841.2368/9–147: Telegram

The Ambassador in the United Kingdom (Douglas) to the Secretary of State

top secret
us urgent

4743. For Lovett from Douglas. ReDeptel 3799.1 1. I informed Bevin this afternoon we could not accept the uncompromising position of the UK Government in regard to the date of withdrawal of troops from Greece.

2. Bevin replied that he understood we were disturbed but that there were three considerations which made his Government most anxious to remove British troops from the area.

(a)
Mr. Byrnes had been informed over a year ago that the purpose which the British Government had in mind when the troops were first sent to Greece had been accomplished and that he could not keep the troops there interminably. Mr. Marshall had been informed at the Moscow Conference that it was the intention of the British Government to withdraw the troops during the fall of this year. We had, therefore, been given ample notice.
(b)
He had been having a great deal of trouble within his own party over retaining the troops in Greece as long as they had been retained and he was under great pressure to withdraw them. This pressure he could not, he thought, any longer resist. “Suppose”, he said, “one soldier were killed and trouble between ourselves and the Soviet were thereby precipitated—I would be in an untenable position in England”.
(c)
One of the important influences was the fact that the policy of our Government in the Middle East was unknown to his Government. It was not known, for example, what our attitude in regard to the disposition of Cyrenaica might be.
Herschel Johnson’s apparent objection to a treaty of mutual assistance between the UK and Egyptian Government was most disturbing.2
As to Palestine, the report of the committee of the UN Security Council raised most serious questions in regard to which the attitude of our Government was unknown.

3. I replied as to Bevin’s first point (a), that while it was true he had informed Secretary Marshall in Moscow the British forces in Greece would be withdrawn during the autumn of this year, the conditions during the intervening period had changed and were much more charged with difficulties now than they were then, that the action contemplated at that time ought to be reviewed in the light of circumstances as they are today.

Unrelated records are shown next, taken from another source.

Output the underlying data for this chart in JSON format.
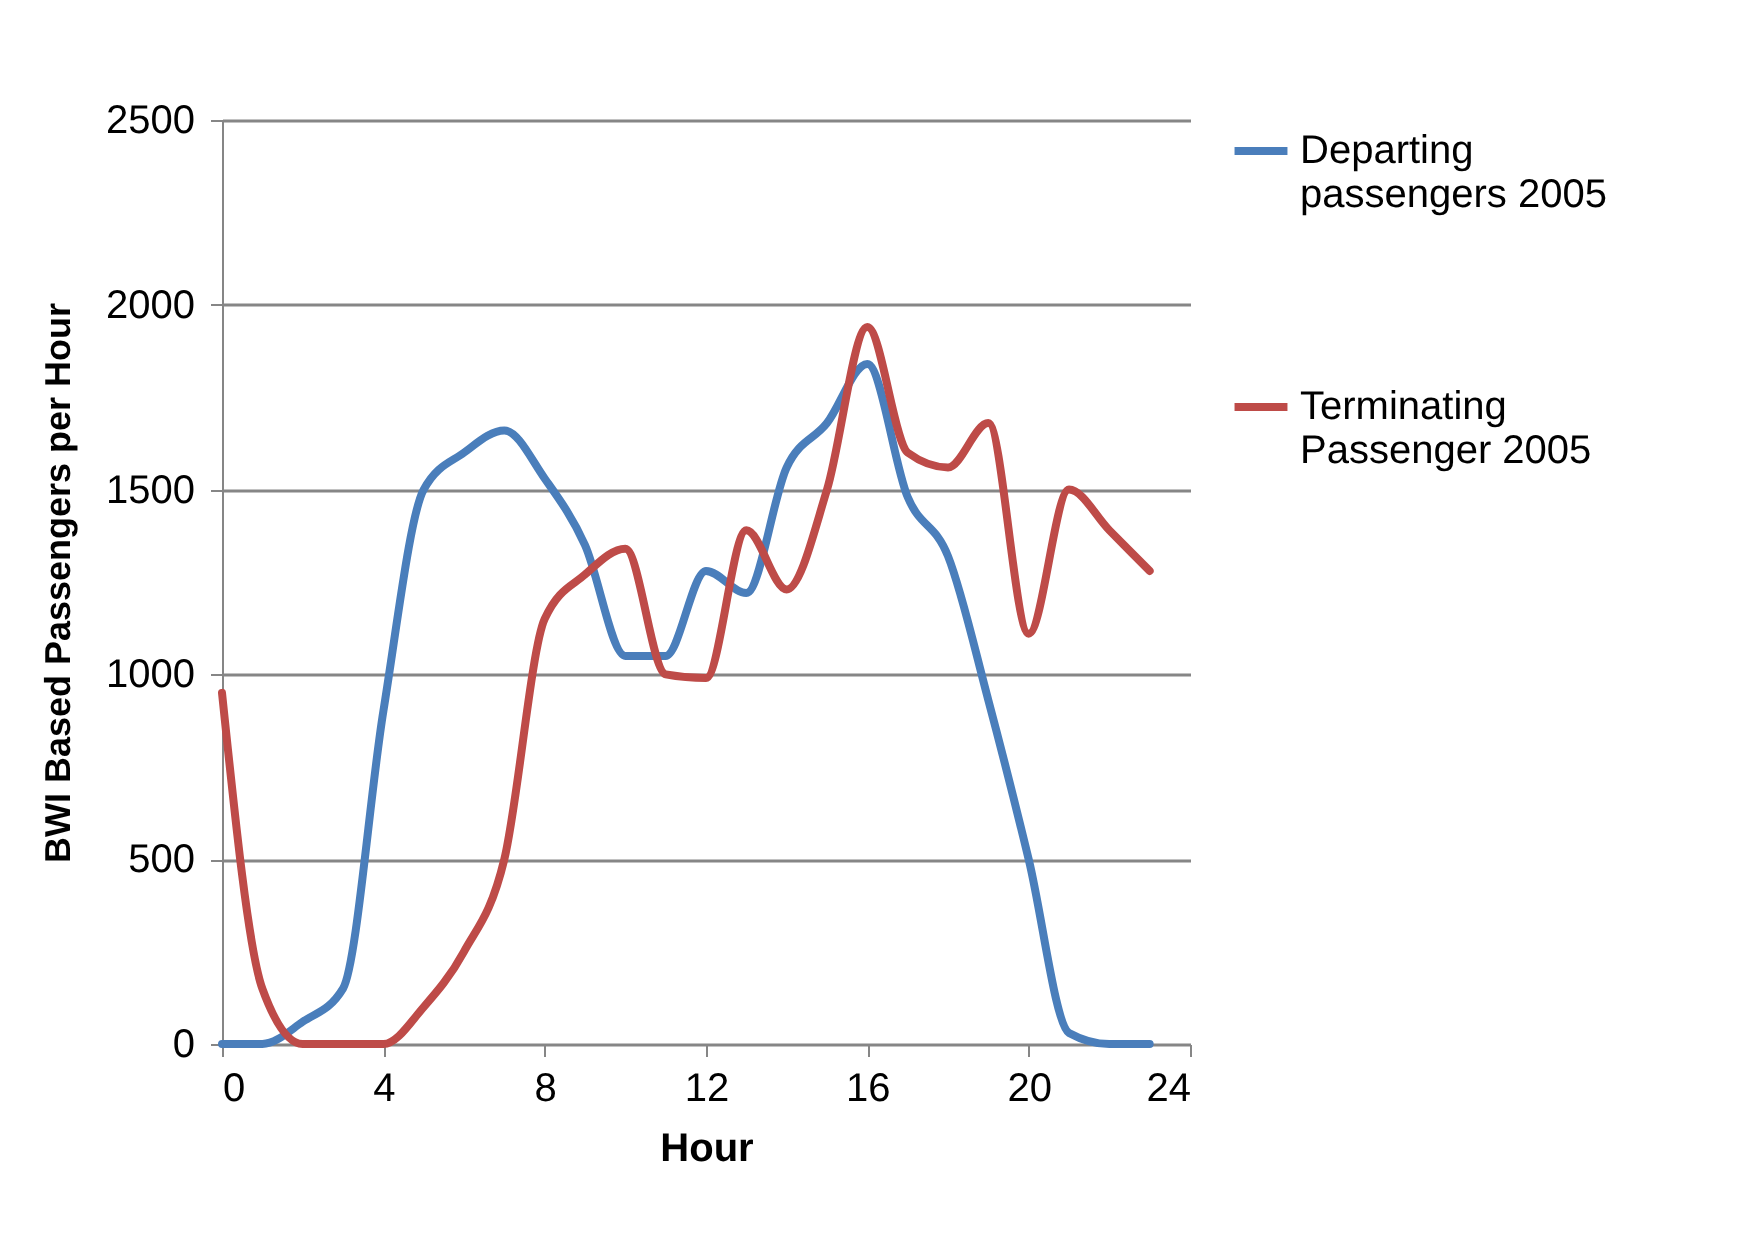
{
  "chart_data": {
    "type": "line",
    "xlabel": "Hour",
    "ylabel": "BWI Based Passengers per Hour",
    "x": [
      0,
      1,
      2,
      3,
      4,
      5,
      6,
      7,
      8,
      9,
      10,
      11,
      12,
      13,
      14,
      15,
      16,
      17,
      18,
      19,
      20,
      21,
      22,
      23
    ],
    "series": [
      {
        "name": "Departing passengers 2005",
        "color": "#4a7ebb",
        "values": [
          0,
          0,
          60,
          150,
          900,
          1500,
          1600,
          1660,
          1530,
          1350,
          1050,
          1050,
          1280,
          1220,
          1560,
          1680,
          1840,
          1480,
          1320,
          930,
          500,
          30,
          0,
          0
        ]
      },
      {
        "name": "Terminating Passenger 2005",
        "color": "#be4b48",
        "values": [
          950,
          150,
          0,
          0,
          0,
          100,
          250,
          500,
          1150,
          1270,
          1340,
          1000,
          990,
          1390,
          1230,
          1500,
          1940,
          1600,
          1560,
          1680,
          1110,
          1500,
          1390,
          1280
        ]
      }
    ],
    "xlim": [
      0,
      24
    ],
    "xticks": [
      0,
      4,
      8,
      12,
      16,
      20,
      24
    ],
    "ylim": [
      0,
      2500
    ],
    "yticks": [
      0,
      500,
      1000,
      1500,
      2000,
      2500
    ],
    "grid": "y",
    "legend": "right",
    "marker": "none",
    "line_style": "solid"
  }
}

As to Mr. Bevin’s second point (b), I said I appreciated the political pressure within his party which was apparently influencing him. I hoped that he would not yield on the matter of such great significance, solely because of an internal political consideration. The withdrawal of the troops could, I believed, have no financial results sufficient to justify the serious consequences that might result.

I took it upon myself to say that the suggestion that the Greek Army be increased was no substitution for the British troops. We were convinced that the Soviet was not prepared to commit any overt act against a major power, but that it might not be reluctant to encourage the guerrillas to commit overt acts against a minor power. Accordingly, the withdrawal of British troops might precipitate exactly what Mr. Bevin sought to avoid.

Finally, I pointed out that British troops in Greece were symbolic of US-UK joint responsibility—this was the real significance of retaining them there, and that to withdraw them under the existing circumstances would be interpreted as an abandonment of the joint responsibility at a very critical time, with probable repercussion throughout other parts of Europe.

4. At last, Bevin said that he must repeat that his colleagues were very anxious to withdraw the troops but that he would not now give me a definite answer.

[Page 323]

He put forward as a purely personal suggestion the following:

That we jointly review the whole position in the Middle East including Cyrenaica, Egypt, Palestine, Iraq and Persia, for the purpose of arriving at a “gentlemen’s understanding” in regard to a common policy and joint responsibility throughout the area,3 with the British acting as the front and ourselves supplying the moral support. He said he may put this to his cabinet but inferred that he would like to have our views to the above personal suggestion before doing so. I would appreciate your advice so that I may pass it on to Bevin.

Douglas
  1. Dated August 30, p. 319.
  2. See telegram 4706, August 29, from London, and footnote 1, p. 803.
  3. This suggestion came to fruition when on October 16, 1947, the United States and the United Kingdom began “The Pentagon Talks of 1947”; for documentation on these talks, see pp. 485 ff.